Chapter 4:What Is Going On?

425 Words
Andrew stood in the storeroom doorway for a long moment, staring at the collapsed shape on the floor. His breath came in slow, deliberate pulls — the same controlled rhythm he used at crime scenes when everything inside him wanted to sprint in the opposite direction. In through the nose. Out through the mouth. Let the body catch up with the brain. He holstered the Glock. Whatever that thing had been, it wasn't getting up again. He was certain of that much. He turned his back on the storeroom, pulled the door shut behind him, and stood in the quiet of the pharmacy aisle until his hands stopped trembling. Then he got to work. He moved through the store with quiet efficiency, pulling items from shelves and building a pile on the front counter. Sterile gauze pads. A roll of medical bandage. Antiseptic solution — he grabbed two bottles, figuring generosity was warranted given the night he was having. Surgical tape. A pair of latex gloves. He found a small first aid kit behind the counter in a plastic case and cracked it open, supplementing it with everything he'd gathered. Ibuprofen. An instant cold compress. A penlight, which he pocketed immediately. He found a staff bathroom at the side of the store, narrow and smelling of disinfectant, with a mirror above a small sink. He flicked the light on and got his first real look at himself. He looked worse than he felt, which was saying something. A gash ran along the back left side of his skull, matted with dried blood that had tracked down behind his ear and stained his collar a deep rust brown. His left forearm had a long scrape he didn't remember getting, already beginning to purple at the edges.

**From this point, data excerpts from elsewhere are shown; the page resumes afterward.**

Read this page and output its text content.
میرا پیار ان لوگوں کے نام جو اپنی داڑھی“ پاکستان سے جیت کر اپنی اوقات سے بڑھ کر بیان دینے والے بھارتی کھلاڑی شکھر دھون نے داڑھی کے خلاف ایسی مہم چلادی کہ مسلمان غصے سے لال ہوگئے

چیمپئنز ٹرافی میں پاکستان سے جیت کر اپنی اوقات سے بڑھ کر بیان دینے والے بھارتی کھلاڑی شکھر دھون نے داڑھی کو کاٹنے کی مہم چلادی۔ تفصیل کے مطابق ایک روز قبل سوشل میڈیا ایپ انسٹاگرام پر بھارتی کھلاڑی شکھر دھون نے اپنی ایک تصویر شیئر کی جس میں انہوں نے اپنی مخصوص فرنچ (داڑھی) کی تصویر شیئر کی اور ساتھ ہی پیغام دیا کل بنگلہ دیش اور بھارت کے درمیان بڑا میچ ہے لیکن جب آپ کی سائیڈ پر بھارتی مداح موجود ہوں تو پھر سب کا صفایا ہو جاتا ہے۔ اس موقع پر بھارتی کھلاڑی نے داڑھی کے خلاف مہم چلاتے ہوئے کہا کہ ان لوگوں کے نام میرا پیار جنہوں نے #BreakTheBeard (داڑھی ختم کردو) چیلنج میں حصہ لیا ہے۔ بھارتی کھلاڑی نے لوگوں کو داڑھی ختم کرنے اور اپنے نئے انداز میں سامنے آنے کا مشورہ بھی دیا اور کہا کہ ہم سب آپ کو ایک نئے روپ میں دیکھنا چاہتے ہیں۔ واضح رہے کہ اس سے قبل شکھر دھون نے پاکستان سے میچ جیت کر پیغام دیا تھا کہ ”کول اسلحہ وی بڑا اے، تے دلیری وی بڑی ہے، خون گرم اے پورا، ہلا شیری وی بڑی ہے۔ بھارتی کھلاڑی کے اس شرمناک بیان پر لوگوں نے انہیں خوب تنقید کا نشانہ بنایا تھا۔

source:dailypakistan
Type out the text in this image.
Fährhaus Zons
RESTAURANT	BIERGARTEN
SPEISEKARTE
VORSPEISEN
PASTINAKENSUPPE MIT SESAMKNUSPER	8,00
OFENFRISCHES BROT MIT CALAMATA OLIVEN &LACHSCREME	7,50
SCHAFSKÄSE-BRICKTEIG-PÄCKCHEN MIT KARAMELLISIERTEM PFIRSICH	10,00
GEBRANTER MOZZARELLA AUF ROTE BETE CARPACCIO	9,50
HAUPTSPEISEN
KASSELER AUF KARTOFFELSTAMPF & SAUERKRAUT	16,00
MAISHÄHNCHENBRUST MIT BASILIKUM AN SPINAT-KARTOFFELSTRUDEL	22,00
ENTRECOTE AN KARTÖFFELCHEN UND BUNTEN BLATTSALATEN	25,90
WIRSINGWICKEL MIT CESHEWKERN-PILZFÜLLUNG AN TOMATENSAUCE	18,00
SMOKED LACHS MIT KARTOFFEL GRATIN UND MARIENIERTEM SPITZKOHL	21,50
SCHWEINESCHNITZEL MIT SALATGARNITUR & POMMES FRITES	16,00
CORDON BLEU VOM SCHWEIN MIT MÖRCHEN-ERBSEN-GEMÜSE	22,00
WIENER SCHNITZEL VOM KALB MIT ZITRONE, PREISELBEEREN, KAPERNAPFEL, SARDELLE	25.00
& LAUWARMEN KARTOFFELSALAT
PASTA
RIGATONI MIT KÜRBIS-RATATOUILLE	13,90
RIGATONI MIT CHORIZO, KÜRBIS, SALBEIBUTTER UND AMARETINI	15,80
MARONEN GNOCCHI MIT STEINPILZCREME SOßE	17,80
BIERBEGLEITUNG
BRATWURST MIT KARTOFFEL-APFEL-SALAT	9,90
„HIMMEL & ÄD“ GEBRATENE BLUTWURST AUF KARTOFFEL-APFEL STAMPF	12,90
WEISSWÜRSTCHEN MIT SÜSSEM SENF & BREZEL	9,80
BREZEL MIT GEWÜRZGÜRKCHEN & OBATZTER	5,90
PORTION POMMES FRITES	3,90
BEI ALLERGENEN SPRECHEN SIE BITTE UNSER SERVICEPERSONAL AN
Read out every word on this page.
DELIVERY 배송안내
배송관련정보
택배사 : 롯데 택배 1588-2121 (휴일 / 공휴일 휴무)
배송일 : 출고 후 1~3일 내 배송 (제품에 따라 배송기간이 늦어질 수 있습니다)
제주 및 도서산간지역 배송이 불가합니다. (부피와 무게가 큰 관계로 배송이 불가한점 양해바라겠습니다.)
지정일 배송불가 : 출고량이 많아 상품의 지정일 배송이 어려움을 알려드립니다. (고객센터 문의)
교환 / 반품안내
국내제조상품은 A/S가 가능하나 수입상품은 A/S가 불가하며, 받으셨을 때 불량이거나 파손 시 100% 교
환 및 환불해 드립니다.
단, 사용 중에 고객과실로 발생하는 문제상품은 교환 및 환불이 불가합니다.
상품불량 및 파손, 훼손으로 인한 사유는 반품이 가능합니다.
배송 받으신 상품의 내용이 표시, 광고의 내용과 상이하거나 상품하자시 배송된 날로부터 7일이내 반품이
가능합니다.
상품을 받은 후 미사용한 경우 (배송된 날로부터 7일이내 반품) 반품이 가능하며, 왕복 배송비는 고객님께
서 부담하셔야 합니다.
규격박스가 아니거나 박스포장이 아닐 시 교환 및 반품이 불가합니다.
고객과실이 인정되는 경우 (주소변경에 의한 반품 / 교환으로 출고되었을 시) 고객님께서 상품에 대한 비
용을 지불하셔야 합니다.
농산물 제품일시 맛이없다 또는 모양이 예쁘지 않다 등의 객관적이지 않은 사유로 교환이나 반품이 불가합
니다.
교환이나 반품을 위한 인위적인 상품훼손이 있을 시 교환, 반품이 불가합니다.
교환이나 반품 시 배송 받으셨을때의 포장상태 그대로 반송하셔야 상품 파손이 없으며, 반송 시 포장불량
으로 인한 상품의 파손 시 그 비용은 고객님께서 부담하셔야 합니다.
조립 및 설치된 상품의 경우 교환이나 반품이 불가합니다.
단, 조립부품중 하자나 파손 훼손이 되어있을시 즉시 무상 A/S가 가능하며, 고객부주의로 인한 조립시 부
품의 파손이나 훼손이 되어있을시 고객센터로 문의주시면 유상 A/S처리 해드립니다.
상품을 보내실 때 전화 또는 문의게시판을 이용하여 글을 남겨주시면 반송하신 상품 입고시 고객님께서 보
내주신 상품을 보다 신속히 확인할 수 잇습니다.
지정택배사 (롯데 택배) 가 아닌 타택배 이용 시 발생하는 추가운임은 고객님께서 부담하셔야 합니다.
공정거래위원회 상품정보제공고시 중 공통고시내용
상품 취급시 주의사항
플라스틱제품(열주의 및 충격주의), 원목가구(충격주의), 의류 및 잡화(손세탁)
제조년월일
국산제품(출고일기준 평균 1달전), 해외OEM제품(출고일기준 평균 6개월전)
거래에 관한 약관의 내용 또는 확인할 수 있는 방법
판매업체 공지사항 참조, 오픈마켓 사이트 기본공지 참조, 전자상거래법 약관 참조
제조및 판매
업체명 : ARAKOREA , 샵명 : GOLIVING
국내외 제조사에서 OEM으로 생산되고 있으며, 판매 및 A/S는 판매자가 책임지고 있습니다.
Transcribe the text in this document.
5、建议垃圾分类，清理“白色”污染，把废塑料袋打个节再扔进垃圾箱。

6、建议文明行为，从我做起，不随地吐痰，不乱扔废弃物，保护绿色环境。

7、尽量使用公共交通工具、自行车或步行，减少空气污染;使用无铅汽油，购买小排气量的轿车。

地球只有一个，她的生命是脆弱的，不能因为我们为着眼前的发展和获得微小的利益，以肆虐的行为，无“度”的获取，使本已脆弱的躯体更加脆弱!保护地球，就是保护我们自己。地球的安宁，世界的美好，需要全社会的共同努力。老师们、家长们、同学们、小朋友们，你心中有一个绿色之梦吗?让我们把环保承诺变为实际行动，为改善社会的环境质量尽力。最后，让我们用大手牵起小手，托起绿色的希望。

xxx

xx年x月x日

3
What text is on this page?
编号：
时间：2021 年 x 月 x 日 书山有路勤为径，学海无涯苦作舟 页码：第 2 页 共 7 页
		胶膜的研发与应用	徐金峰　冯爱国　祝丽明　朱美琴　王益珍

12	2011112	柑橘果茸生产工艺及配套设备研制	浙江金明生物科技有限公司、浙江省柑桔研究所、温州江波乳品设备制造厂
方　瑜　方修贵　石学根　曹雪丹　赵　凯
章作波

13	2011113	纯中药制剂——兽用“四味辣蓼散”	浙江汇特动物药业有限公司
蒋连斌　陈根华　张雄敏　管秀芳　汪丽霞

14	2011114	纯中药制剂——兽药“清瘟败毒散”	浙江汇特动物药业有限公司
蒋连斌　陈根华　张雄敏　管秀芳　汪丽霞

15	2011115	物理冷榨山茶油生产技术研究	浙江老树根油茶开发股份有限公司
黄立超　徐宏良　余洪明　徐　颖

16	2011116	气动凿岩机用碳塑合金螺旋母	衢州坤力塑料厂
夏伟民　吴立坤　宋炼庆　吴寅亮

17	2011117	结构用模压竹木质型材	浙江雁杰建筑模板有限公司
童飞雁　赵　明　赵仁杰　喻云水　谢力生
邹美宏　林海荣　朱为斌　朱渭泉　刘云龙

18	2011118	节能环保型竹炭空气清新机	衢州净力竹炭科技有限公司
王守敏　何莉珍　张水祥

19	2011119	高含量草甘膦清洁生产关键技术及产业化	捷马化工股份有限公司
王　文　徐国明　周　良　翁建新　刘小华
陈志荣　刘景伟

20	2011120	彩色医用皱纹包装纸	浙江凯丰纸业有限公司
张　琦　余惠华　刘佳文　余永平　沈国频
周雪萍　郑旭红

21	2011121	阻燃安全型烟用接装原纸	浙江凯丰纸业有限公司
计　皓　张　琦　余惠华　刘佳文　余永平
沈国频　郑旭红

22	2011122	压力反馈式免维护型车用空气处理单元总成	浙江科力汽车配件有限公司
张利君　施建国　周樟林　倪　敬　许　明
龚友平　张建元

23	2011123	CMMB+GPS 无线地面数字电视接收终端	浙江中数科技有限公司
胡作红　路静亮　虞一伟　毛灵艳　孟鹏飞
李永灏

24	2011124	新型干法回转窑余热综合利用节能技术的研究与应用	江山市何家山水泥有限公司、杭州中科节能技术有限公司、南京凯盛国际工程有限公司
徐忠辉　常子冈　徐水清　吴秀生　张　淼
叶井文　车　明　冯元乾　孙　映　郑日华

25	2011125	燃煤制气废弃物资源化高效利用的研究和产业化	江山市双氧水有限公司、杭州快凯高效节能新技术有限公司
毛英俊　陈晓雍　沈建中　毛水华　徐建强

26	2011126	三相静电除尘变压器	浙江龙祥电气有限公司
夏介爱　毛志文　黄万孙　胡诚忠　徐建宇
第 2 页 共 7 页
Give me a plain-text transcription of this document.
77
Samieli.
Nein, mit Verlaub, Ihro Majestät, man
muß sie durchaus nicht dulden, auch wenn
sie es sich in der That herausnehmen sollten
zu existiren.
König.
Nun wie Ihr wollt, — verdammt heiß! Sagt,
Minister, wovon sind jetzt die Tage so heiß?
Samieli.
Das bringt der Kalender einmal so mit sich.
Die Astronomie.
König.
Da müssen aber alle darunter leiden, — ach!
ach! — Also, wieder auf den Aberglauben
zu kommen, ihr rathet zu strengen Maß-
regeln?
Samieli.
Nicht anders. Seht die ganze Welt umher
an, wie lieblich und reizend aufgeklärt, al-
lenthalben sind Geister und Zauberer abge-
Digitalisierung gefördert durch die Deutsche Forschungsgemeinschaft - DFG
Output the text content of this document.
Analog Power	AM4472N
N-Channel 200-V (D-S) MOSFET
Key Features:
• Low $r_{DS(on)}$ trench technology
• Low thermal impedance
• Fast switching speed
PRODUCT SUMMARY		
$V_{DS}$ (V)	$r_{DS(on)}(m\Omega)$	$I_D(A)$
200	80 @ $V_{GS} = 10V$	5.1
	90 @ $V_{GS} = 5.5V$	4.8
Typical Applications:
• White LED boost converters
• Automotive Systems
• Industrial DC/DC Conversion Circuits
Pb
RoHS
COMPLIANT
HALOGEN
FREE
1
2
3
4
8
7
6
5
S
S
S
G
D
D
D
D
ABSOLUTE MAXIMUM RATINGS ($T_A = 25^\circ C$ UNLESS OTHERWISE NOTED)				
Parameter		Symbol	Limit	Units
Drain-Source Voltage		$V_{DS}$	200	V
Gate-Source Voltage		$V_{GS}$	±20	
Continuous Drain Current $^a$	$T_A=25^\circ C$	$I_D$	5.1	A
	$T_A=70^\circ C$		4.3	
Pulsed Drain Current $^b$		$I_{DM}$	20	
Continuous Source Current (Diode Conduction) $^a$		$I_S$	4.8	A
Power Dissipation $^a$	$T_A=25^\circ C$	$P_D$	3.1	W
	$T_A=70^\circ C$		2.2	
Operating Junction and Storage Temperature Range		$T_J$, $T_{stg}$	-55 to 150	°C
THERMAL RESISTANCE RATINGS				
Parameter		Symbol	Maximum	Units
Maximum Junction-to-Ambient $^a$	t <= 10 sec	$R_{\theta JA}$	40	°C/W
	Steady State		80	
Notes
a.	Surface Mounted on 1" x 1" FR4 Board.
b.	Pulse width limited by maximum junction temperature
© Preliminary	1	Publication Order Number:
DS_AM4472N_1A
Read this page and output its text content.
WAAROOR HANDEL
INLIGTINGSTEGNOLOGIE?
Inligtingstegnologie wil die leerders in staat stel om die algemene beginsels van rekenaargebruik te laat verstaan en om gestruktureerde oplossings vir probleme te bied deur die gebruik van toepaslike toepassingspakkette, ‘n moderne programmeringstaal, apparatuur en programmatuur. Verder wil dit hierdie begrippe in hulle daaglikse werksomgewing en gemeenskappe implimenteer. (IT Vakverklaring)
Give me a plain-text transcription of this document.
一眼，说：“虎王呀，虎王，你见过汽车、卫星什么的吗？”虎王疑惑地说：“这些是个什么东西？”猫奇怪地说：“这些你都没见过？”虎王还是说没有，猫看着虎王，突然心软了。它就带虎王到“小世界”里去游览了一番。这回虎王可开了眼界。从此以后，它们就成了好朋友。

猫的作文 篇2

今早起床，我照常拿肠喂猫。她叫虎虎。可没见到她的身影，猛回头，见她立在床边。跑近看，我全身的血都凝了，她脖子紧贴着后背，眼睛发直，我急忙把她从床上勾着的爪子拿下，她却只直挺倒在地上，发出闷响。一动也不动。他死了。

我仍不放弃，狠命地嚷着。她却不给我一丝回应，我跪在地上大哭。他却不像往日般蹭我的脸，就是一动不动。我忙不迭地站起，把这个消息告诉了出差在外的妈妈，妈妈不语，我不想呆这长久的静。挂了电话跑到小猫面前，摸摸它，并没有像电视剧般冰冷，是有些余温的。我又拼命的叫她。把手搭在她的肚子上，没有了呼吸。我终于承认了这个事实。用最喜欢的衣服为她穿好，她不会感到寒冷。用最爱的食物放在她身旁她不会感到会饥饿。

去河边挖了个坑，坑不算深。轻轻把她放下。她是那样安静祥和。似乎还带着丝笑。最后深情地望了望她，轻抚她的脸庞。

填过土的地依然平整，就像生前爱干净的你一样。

His bottom lip was split. He turned on the tap, let the water run warm, and began cleaning the head wound methodically. The antiseptic made him hiss through clenched teeth, the sting sharp and clarifying. He packed the gash with gauze, pressing firmly the way field training had taught him, then secured it with surgical tape wrapped twice around his head. Imperfect, but sufficient. The forearm he doused and wrapped without ceremony. He straightened up and studied his reflection. Bandaged, bloodstained, still in yesterday's uniform. He thought about the morgue. About the 911 call. About the thing on the storeroom floor. His jaw tightened in the mirror. Someone needed to know about this. And he needed to figure out fast whether there was anyone left who was safe to tell.